The pipeline above deduplicates items. To avoid even making the HTTP request again, implement a custom RFPDupeFilter that checks the database before scheduling a request.

dupefilter.py

from scrapy.dupefilters import RFPDupeFilter
from sqlalchemy.orm import sessionmaker
from .models import Article, get_engine


class DBDupeFilter(RFPDupeFilter):
    """
    Extends Scrapy's default fingerprint filter with a DB look-up so that
    URLs already stored in the database are never re-requested, even across
    spider restarts.
    """

    @classmethod
    def from_settings(cls, settings):
        instance = super().from_settings(settings)
        db_url   = settings.get("DATABASE_URL", "sqlite:///scrapy.db")
        engine   = get_engine(db_url)
        Session  = sessionmaker(bind=engine)
        instance.db_session = Session()
        return instance

    def request_seen(self, request):
        # 1. Check in-memory fingerprint set (fast path)
        if super().request_seen(request):
            return True

        # 2. Check persistent DB (survives restarts)
        url   = request.url
        exists = (
            self.db_session.query(Article)
            .filter_by(url=url)
            .first()
        )
        return exists is not None

    def close(self, reason):
        self.db_session.close()
        super().close(reason)

Register the filter — settings.py

DUPEFILTER_CLASS = "myproject.dupefilter.DBDupeFilter"

3. Full Project Layout

myproject/
├── scrapy.cfg
├── myproject/
│   ├── __init__.py
│   ├── settings.py          ← DATABASE_URL, ITEM_PIPELINES, DUPEFILTER_CLASS
│   ├── models.py            ← SQLAlchemy ORM + get_engine()
│   ├── pipelines.py         ← DatabasePipeline
│   ├── dupefilter.py        ← DBDupeFilter
│   └── spiders/
│       └── article_spider.py

4. Spider Example

import scrapy


class ArticleSpider(scrapy.Spider):
    name            = "article"
    start_urls      = ["https://example.com/articles"]

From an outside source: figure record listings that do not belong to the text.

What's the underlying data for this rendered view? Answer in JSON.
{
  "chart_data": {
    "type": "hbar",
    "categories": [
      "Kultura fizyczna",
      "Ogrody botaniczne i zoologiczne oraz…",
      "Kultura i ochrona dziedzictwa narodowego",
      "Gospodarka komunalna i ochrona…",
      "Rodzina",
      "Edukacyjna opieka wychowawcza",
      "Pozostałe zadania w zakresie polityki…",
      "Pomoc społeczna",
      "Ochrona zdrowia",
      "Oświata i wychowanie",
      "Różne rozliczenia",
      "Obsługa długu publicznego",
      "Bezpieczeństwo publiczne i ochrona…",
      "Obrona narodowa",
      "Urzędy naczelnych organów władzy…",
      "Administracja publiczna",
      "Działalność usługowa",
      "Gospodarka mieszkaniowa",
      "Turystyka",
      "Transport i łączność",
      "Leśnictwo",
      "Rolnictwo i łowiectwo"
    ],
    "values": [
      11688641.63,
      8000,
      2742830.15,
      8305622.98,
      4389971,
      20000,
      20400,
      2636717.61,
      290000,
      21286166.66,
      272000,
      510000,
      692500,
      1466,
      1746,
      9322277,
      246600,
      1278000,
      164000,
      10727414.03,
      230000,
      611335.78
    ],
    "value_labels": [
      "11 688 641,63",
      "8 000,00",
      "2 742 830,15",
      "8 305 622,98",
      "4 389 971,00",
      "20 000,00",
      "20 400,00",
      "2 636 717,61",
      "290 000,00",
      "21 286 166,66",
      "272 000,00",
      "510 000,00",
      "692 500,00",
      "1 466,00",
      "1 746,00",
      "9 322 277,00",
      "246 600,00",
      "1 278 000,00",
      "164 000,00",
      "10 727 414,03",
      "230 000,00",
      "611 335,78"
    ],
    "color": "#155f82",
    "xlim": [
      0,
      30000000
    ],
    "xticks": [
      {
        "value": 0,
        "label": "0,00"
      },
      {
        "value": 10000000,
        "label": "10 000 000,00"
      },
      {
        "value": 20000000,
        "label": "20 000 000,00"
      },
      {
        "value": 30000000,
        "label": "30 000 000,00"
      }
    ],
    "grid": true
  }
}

    def parse(self, response):
        for link in response.css("a.article-link::attr(href)").getall():
            yield response.follow(link, callback=self.parse_article)

        # Follow pagination
        next_page = response.css("a.next::attr(href)").get()
        if next_page:
            yield response.follow(next_page, callback=self.parse)

    def parse_article(self, response):
        yield {
            "url"    : response.url,
            "title"  : response.css("h1::text").get(default="").strip(),
            "content": " ".join(response.css("article p::text").getall()),
        }

5. Deduplication Strategy Summary

Layer Mechanism Scope
Request filter (DBDupeFilter) DB look-up before HTTP request Across spider restarts
Pipeline (DatabasePipeline) UNIQUE constraint + IntegrityError catch Within a single run
Scrapy default (RFPDupeFilter) In-memory fingerprint set Current run only
  • Use all three layers for the most robust deduplication.
  • The DB constraint is the final safety net — it prevents corrupt data even if the filter is bypassed.

6. Running the Spider

# First run — crawls and saves everything
scrapy crawl article

# Subsequent runs — DB filter skips already-seen URLs automatically
scrapy crawl article

7. Tips

  • Index the url column for fast look-ups (index=True in the ORM model above).
  • Use connection pooling (pool_size, max_overflow in create_engine) for high-concurrency crawls.
  • For very large crawl sets consider a Bloom filter (e.g. scrapy-crawl-once) as a memory-efficient alternative to DB look-ups on every request.
  • Set DOWNLOAD_DELAY and AUTOTHROTTLE_ENABLED = True to be respectful to target servers.